Addendum, didn't read your whole comment, still not what we were discussing. We were discussing the use of dynamic code entered by the user making a request via the web, and compiled/executed by the application. Not a specific set of pre-defined templated code that is modified without taking code directly or indirectly from the user.
Self proclaimed typo king, and inventor of the bear destroying coffee table (patent not pending).
It is not possible to reinvent. That's an oxymoron. They are simply building upon what they and others have developed. Radical technology change, yes, but you can't reinvent anything, especially a compiler.
You can lead a man with reason but you can't make him think.
Bogus response. Compilers are on programmer's computers and they are used in production and suffer the same potential as you describe.
You can lead a man with reason but you can't make him think.
C# has always supported compiling additional code at runtime.
I've had it in projects since the 1.0 release.
They may be redoing the structure and making it easier to do, but doing it isn't new.

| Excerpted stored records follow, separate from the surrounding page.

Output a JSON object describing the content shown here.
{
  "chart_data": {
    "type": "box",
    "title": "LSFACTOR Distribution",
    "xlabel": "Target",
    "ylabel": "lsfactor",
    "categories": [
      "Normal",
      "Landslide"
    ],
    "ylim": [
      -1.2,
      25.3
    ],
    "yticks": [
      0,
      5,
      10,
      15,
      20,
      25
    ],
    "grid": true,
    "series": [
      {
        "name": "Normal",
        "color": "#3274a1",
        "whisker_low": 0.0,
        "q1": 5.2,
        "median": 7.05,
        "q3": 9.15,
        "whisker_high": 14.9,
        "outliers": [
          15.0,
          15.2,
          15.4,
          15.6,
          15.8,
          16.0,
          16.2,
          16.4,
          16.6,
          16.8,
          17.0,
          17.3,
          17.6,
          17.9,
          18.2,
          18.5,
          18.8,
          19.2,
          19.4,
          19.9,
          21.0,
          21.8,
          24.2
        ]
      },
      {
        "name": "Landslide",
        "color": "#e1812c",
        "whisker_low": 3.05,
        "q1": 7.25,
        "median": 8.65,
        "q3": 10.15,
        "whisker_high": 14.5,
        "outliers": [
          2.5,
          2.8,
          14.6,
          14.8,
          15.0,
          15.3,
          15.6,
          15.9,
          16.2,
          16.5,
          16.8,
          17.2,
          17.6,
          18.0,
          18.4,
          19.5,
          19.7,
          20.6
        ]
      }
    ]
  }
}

Persistent Volume manager for Kubernetes - https://github.com/dwimsey/openshift-pvmanager
The .NET framework includes the C# compiler for free, csc.exe.
The ability to compile C# code in .NET apps has been available since before 1.0 release. This isn't new, just a different way of doing it.
Persistent Volume manager for Kubernetes - https://github.com/dwimsey/openshift-pvmanager
Having a compiler installed permits the add-hoc creation of code
wait, if gcc is a security risk, then so is chmod + (any program capable of writing binary data to a file). the only 'vulnerability' that gcc exposes is the ability to create cross-architecture exploits.
It's always good to see someone proud enough to stand up and say "im a cock"
The new right fascists are bilingual. They speak English and Bullshit.
.NET has had "something similar to eval" for a long time. You can easily compile C# code and instantiate the compiled objects today. This is quite different.
This is the reason why gcc (or any other compiler) should never be installed on any production Linux machine.
So anything that uses JIT is out then?